Krieg in Äthiopien: Addis Abeba im Visier der Rebellen
Äthiopiens Regierung verhängt Ausnahmezustand, Addis Abebas Bevölkerung ist zur Verteidigung aufgerufen. Tigrays Rebellen drohen mit Einmarsch.
Zuvor hatten die Behörden von Addis Abeba die fünf Millionen Einwohner der Stadt dazu aufgefordert, sich auf die Verteidigung der Hauptstadt vorzubereiten. Alle Bewohner sollten innerhalb von zwei Tagen ihre Waffen registrieren und sich dann „in ihrem Quartier versammeln und ihre Umgebung sichern“, so eine von äthiopischen Medien verbreitete Bekanntmachung der Stadtverwaltung. In ganz Addis Abeba würden Straßensperren errichtet.
Eine von der Stadt eingerichtete „Joint Task Force“ warnte in einer weiteren Erklärung, „Terrorunterstützer und Fanatiker“ würden sich zusammenschließen und Häuser mieten; sie würden außerdem planen, sich in Uniformen der staatlichen Sicherheitskräfte zu verkleiden, um „die Öffentlichkeit zu verwirren und kriminelle Aktivitäten zu begehen“. Die Bevölkerung solle solche „Fanatiker“ melden.
Tigrayer in der Hauptstadt sind nach Angaben von Menschenrechtsgruppen in großer Zahl verhaftet und verschleppt worden, als mutmaßliche fünfte Kolonne des Feindes. Unbestätigten Berichten zufolge erarbeiten ausländische Botschaften in Addis Abeba bereits Evakuierungspläne. Die Stadt beherbergt unter anderem den Sitz der Afrikanischen Union (AU).
Teile von Amhara und Afar erobert
Seit einem Jahr herrscht in Äthiopien Krieg zwischen der Zentralregierung und der in Tigray regierenden TPLF (Tigray-Volksbefreiungsfront). Die war seit 1991 jahrzehntelang in Äthiopien die dominante Regierungspartnerin, aber der 2018 eingesetzte Reformpremier Abiy Ahmed brach mit ihr und bekämpft sie seit November 2020 als „terroristische Organisation“. Anfängliche Erfolge waren aber von kurzer Dauer, denn ohne TPLF ist Äthiopiens Armee kaum kampffähig.

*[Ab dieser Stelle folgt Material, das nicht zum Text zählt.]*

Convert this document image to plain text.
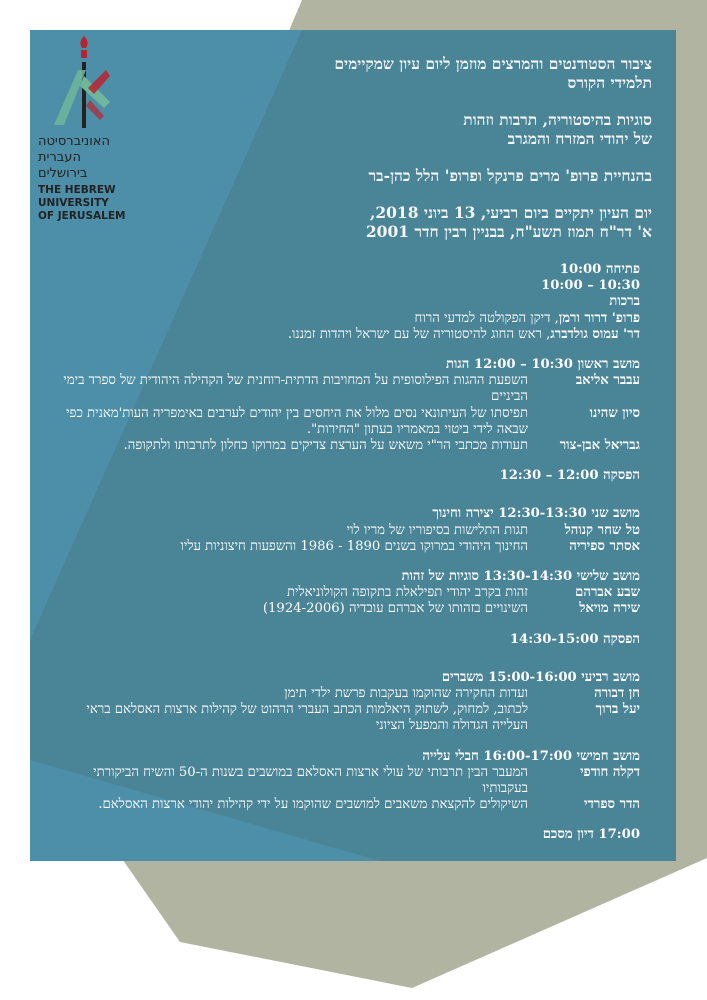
האוניברסיטה
העברית
בירושלים
THE HEBREW
UNIVERSITY
OF JERUSALEM
ציבור הסטודנטים והמרצים מוזמן ליום עיון שמקיימים
תלמידי הקורס
סוגיות בהיסטוריה, תרבות וזהות
של יהודי המזרח והמגרב
בהנחיית פרופ' מרים פרנקל ופרופ' הלל כהן-בר
יום העיון יתקיים ביום רביעי, 13 ביוני 2018,
א' דר"ח תמוז תשע"ח, בבניין רבין חדר 2001
פתיחה 10:00
10:30 – 10:00
ברכות
פרופ' דרור ורמן, דיקן הפקולטה למדעי הרוח
דר' עמוס גולדברג, ראש החוג להיסטוריה של עם ישראל ויהדות זמננו.
מושב ראשון 10:30 – 12:00 הגות
עבבר אליאב
השפעת ההגות הפילוסופית על המחויבות הדתית-רוחנית של הקהילה היהודית של ספרד בימי הביניים
סיון שהינו
תפיסתו של העיתונאי נסים מלול את היחסים בין יהודים לערבים באימפריה העות'מאנית כפי שבאה לידי ביטוי במאמריו בעתון "החירות".
גבריאל אבן-צור
תעודות מכתבי הר"י משאש על הערצת צדיקים במרוקו כחלון לתרבותו ולתקופה.
הפסקה 12:00 – 12:30
מושב שני 12:30-13:30 יצירה וחינוך
טל שחר קנוהל
תגות התלישות בסיפוריו של מריו לוי
אסתר ספיריה
החינוך היהודי במרוקו בשנים 1890 - 1986 והשפעות חיצוניות עליו
מושב שלישי 13:30-14:30 סוגיות של זהות
שבע אברהם
זהות בקרב יהודי תפילאלת בתקופה הקולוניאלית
שירה מויאל
השינויים בזהותו של אברהם עובדיה (1924-2006)
הפסקה 14:30-15:00
מושב רביעי 15:00-16:00 משברים
חן דבורה
ועדות החקירה שהוקמו בעקבות פרשת ילדי תימן
יעל ברוך
לכתוב, למחוק, לשתוק היאלמות הכתב העברי הרהוט של קהילות ארצות האסלאם בראי העלייה הגדולה והמפעל הציוני
מושב חמישי 16:00-17:00 חבלי עלייה
דקלה חודפי
המעבר הבין תרבותי של עולי ארצות האסלאם במושבים בשנות ה-50 והשיח הביקורתי בעקבותיו
הדר ספרדי
השיקולים להקצאת משאבים למושבים שהוקמו על ידי קהילות יהודי ארצות האסלאם.
17:00 דיון מסכם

Bis zum Bruch stellte die TPLF den Großteil der Führungsebene von Äthiopiens Armee und kontrollierte die wichtigsten Rüstungsbestände des äthiopischen Militärs – damit kämpft sie nun auf eigene Faust. Sie genießt auch offenbar die Unterstützung ihrer Heimatregion, die einer Blockade der Zentralregierung unterworfen ist.
Die Tigray-Rebellen haben in den vergangenen Wochen von Tigray aus Teile der Nachbarregionen Amhara und Afar erobert und sich mit einer weiteren historischen Rebellenbewegung verbündet, der OLF (Oromo-Befreiungsfront), deren bewaffneter Arm OLA (Oromo-Befreiungsarmee) Teile der zentraläthiopischen Region Oromia rings um Addis Abeba kontrolliert.
Am vergangenen Wochenende rückte die TPLF in die strategisch wichtigen Großstädte Dessie und Kombolcha ein, deren Kontrolle ihnen den Weg nach Addis Abeba knapp 400 Kilometer weiter südlich öffnen würde. Die Städte bleiben umkämpft, aber die Rebellen meldeten am Montag und Dienstag weitere Geländegewinne.
Abiy Ahmed schwört Bevölkerung auf Krieg ein
Am Montag sagte TPLF-Sprecher Getachew Reda gegenüber Reuters: „Wenn unsere Ziele es erfordern, dass wir nach Addis Abeba marschieren, werden wir das tun.“ OLA-Kommandeur Jaal Marroo sagte in einem BBC-Interview, der Krieg sei fast vorbei und der Einmarsch in Addis Abeba sei „eine Sache von Tagen oder Wochen“.
Der bedrängte äthiopische Ministerpräsident Abiy Ahmed schwor die Bevölkerung am Montagabend auf Krieg ein. „Die Herausforderungen sind zahlreich, aber ich kann euch mit Sicherheit sagen, dass wir einen totalen Sieg davontragen werden“, gab die Nachrichtenagentur AFP seine Rede wieder. Die äthiopische Zeitung Addis Standard zitierte ihn mit der Behauptung, die TPLF bekomme Unterstützung von „schwarzen und weißen“ Ausländern und „die Regierung war nicht auf die menschliche Welle vorbereitet“.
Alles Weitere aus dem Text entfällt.